Elle expose que l’activité de conduite prolongée mise en évidence dans le rapport d’enquête administrative ( 60 à 70% du temps de travail) entraine nécessairement des mouvements prolongés de préhension de la main et d’appui prolongé. Elle souligne que pour les 30 à 40% restants de temps de travail, M. [S] effectuait des tâches de manutention des bennes; que ces tâches et les mouvements répétés de montée et descente de sa cabine entrainaient également des mouvements d’extension du poignet et de préhension de la main .

SUR CE,

Il résulte de l’article L 461-1 du code de la sécurité sociale qu’est présumée d’origine professionnelle toute maladie contenue dans un tableau de maladies professionnelles et contractée dans les conditions de ce tableau.

Le tableau n° 57 C des maladies professionnelles, affections périarticulaires provoquées par certains gestes et postures de travail affectant le poignet, la main ou les doigts, désigne le syndrome du canal carpien comme maladie professionnelle et édicte un délai de prise en charge de 30 jours et une liste limitative des travaux susceptibles de provoquer cette maladie.

Il n’est pas contesté que M. [S], embauché par la société [4] le 2 mars 2015 en qualité de chauffeur, affecté au service transport et dont le dernier jour de travail effectif était le 24 novembre 2017, avant une reprise le 2 janvier 2018, est atteint d’un syndrome du canal carpien gauche dont la première constatation médicale remonte au 18 octobre 2017.

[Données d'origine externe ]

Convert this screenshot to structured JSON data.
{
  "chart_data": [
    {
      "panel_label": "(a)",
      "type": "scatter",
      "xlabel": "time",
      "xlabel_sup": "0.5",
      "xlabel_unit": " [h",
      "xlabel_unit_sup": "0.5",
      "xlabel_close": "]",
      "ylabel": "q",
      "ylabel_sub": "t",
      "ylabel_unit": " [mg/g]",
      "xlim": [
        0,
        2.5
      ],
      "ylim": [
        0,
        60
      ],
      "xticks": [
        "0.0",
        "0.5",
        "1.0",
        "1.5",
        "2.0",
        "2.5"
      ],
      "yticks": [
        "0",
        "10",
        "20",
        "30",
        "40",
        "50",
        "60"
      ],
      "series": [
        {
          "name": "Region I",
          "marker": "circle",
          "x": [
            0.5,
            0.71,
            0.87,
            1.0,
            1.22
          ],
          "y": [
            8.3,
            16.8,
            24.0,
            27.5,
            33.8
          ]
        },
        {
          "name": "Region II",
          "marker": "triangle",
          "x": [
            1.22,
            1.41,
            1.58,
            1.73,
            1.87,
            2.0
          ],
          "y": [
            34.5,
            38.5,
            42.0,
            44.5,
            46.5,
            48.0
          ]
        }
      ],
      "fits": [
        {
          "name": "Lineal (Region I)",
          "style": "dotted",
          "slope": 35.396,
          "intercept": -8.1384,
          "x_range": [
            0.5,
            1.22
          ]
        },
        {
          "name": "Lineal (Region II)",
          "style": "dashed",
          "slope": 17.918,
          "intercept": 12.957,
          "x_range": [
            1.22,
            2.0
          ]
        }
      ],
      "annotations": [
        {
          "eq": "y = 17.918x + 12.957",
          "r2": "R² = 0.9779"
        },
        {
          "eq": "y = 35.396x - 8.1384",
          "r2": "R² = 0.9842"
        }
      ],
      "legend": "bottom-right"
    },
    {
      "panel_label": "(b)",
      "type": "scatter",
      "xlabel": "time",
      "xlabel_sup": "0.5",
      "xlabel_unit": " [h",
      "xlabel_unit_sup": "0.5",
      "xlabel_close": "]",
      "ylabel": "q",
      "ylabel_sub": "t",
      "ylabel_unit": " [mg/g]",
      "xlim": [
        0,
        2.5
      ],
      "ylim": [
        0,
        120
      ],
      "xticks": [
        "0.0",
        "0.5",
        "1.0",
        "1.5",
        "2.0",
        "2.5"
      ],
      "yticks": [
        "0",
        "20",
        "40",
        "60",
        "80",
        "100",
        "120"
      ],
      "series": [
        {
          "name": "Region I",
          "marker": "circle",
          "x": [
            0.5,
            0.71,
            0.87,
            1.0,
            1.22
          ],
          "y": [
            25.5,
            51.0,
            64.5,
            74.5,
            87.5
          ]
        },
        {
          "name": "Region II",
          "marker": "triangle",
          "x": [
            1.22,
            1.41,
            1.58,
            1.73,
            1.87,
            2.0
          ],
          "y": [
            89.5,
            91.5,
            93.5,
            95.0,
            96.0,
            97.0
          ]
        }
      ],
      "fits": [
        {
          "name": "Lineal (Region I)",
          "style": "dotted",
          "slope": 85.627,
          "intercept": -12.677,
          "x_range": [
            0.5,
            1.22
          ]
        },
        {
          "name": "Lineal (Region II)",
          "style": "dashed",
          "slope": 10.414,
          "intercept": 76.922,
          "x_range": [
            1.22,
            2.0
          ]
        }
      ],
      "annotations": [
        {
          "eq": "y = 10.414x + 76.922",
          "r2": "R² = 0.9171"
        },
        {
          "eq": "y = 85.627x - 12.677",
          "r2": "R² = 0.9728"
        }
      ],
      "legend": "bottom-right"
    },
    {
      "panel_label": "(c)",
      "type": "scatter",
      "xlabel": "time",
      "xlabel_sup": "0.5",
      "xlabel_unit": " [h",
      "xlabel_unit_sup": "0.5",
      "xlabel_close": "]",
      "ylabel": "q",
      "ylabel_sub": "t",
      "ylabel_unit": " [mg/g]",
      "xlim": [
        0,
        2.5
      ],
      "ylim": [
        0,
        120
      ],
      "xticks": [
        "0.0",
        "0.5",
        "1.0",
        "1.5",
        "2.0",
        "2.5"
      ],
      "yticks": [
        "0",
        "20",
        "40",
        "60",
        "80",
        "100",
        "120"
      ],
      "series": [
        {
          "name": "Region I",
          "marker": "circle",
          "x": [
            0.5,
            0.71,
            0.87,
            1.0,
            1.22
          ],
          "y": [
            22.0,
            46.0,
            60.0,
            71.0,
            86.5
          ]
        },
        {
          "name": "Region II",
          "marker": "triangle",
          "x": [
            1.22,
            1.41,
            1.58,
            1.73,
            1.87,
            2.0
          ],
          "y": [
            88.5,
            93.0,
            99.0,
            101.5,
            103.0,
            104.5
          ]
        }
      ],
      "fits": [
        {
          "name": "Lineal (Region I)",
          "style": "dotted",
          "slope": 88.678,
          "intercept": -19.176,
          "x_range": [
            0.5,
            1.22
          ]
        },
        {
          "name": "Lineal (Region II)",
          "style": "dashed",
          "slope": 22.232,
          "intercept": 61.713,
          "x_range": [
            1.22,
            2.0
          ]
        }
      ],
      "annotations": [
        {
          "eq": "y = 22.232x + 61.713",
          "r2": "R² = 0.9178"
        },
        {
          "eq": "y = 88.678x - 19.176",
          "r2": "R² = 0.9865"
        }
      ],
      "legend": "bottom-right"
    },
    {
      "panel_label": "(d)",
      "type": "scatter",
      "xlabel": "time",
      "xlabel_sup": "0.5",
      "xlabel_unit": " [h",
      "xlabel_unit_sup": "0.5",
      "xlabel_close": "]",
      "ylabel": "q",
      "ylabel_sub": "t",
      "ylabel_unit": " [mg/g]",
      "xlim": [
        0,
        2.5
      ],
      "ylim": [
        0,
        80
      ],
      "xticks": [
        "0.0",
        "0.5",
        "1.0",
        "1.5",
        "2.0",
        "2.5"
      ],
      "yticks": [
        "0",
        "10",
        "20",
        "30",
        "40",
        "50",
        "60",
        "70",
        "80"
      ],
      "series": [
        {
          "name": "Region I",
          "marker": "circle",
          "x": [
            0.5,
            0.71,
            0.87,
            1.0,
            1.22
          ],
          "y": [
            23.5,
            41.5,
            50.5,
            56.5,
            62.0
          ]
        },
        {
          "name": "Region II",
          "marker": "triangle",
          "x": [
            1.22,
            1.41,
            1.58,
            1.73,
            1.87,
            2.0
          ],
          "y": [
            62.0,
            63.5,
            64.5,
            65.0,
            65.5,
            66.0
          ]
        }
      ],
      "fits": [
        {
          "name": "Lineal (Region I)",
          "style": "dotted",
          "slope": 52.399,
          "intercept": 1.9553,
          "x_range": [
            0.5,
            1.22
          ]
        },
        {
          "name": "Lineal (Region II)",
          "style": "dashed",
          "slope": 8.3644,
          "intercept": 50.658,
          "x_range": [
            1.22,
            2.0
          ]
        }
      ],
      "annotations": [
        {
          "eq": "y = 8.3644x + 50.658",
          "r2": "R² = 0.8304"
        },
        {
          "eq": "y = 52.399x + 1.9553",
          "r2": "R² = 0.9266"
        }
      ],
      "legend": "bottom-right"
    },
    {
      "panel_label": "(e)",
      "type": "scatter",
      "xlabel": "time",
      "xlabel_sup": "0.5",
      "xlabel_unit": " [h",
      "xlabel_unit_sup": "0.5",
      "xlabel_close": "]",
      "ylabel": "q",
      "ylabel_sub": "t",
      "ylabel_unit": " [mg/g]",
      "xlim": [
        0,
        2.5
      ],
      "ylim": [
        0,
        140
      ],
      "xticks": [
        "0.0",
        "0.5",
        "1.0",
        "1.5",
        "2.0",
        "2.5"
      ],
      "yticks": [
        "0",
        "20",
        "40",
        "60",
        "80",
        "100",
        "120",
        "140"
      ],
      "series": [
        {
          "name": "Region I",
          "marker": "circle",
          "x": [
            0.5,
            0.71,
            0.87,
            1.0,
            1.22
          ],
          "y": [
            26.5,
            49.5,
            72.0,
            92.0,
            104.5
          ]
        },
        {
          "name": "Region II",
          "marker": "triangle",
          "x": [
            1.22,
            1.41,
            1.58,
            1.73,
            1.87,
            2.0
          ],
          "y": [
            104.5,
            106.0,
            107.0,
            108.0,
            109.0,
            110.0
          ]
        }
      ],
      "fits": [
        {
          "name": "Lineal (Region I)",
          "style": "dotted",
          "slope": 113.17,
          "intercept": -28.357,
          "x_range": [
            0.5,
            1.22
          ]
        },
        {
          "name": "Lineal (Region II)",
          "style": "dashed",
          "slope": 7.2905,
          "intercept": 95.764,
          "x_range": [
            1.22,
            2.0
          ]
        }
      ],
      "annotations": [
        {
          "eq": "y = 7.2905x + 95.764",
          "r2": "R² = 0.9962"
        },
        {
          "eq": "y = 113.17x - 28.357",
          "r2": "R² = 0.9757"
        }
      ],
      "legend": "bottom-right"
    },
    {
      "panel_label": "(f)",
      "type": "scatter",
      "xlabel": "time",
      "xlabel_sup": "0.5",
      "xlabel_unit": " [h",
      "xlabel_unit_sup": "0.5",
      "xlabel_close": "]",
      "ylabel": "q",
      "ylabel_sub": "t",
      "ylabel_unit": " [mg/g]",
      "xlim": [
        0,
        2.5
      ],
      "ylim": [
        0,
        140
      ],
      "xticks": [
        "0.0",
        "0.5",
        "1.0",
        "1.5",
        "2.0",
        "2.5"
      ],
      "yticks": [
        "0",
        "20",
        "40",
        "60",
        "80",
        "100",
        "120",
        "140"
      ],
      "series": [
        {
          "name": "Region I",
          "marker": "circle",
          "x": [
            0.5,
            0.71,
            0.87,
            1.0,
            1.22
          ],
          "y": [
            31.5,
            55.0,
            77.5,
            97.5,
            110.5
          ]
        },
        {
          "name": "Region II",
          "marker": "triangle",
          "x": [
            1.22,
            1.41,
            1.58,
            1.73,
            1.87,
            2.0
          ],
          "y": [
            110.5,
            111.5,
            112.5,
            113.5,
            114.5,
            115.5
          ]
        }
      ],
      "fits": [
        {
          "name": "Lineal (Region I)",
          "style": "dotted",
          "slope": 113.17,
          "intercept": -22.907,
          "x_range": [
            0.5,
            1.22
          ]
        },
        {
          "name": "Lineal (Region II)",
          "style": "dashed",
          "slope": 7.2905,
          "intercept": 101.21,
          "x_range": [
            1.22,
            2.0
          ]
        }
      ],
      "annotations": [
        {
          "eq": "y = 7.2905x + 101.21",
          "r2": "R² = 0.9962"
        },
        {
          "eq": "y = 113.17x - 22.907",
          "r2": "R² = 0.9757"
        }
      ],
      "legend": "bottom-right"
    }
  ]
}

Est discutée la condition tenant à la liste limitative des travaux du tableau n° 57 C laquelle énonce qu’il doit s’agir de travaux comportant de façon habituelle, soit des mouvements répétés ou prolongés d’extension du poignet ou de préhension de la main, soit un appui carpien, soit une pression prolongée ou répétée sur le talon de la main.

Il ressort du rapport d’enquête établi par l’agent enquêteur de la caisse que M. [S] occupait au moment de la déclaration de maladie professionnelle, un poste de chauffeur poids lourd dans l’entreprise [4] , société spécialisée dans la récupération de déchets triés et travaillait entre 35 et 50 heures par semaine sur 5 jours.

Les parties s’accordent pour dire qu’il passait environ 60 % à 70% de son temps assis dans son camion, sa principale activité consistant à transporter à l’aide d’un camion et, occasionnellement , avec une remorque, des bennes ( en moyenne 20 par semaine), des caissons ( en moyenne 2 par semaine) ou des monoblocs ( en moyenne 2 par semaine).

La description de ses tâches n’est pas davantage discutée:manipulations manuelles lors du bâchage et du débâchage des bennes avec une perche téléscopique, mise en place ou enlèvement des caissons ( système de cliquet pour désolidariser le caisson du compacteur), ouverture des portes du monobloc en manipulant un cliquet, ces opérations l’amenant à monter et descendre de la cabine plusieurs fois par jour.

L’employeur admet que les opérations de manipulation de la benne pour son chargement, bâchage et débâchage compris représente une durée moyenne hebdomadaire de 3H 20.

La description de ces tâches caractérise une exposition habituelle au risque laquelle n’a pas besoin d ‘être permanente et continue , celles-ci, y compris celle de conduite du camion, comportant habituellement des mouvements répétés de préhension de la main, dont sa main gauche.

Le jugement entrepris qui a considéré comme étant remplie la condition tenant à la liste limitative des travaux du tableau n° 57C des maladies professionnelles est , en conséquence,confirmée.

Le caractère professionnel de la maladie étant dès lors présumé et l’employeur ne démontrant pas que la maladie est due à une cause totalement étrangère au travail, il convient de confirmer le jugement entrepris qui a déclaré opposable à la société [4] la décision de la CPAM des Vosges du 25 mai 2018 portant reconnaissance du caractère professionnel de la maladie de M. [S].

PAR CES MOTIFS

La cour,

CONFIRME le jugement entrepris du 21 octobre 2020 du tribunal judiciaire de Metz .

DIT que l’équité ne commande pas de faire application de l’article 700 du code de procédure civile au profit de la CPAM des Vosges.

CONDAMNE la société [4] aux dépens d’appel.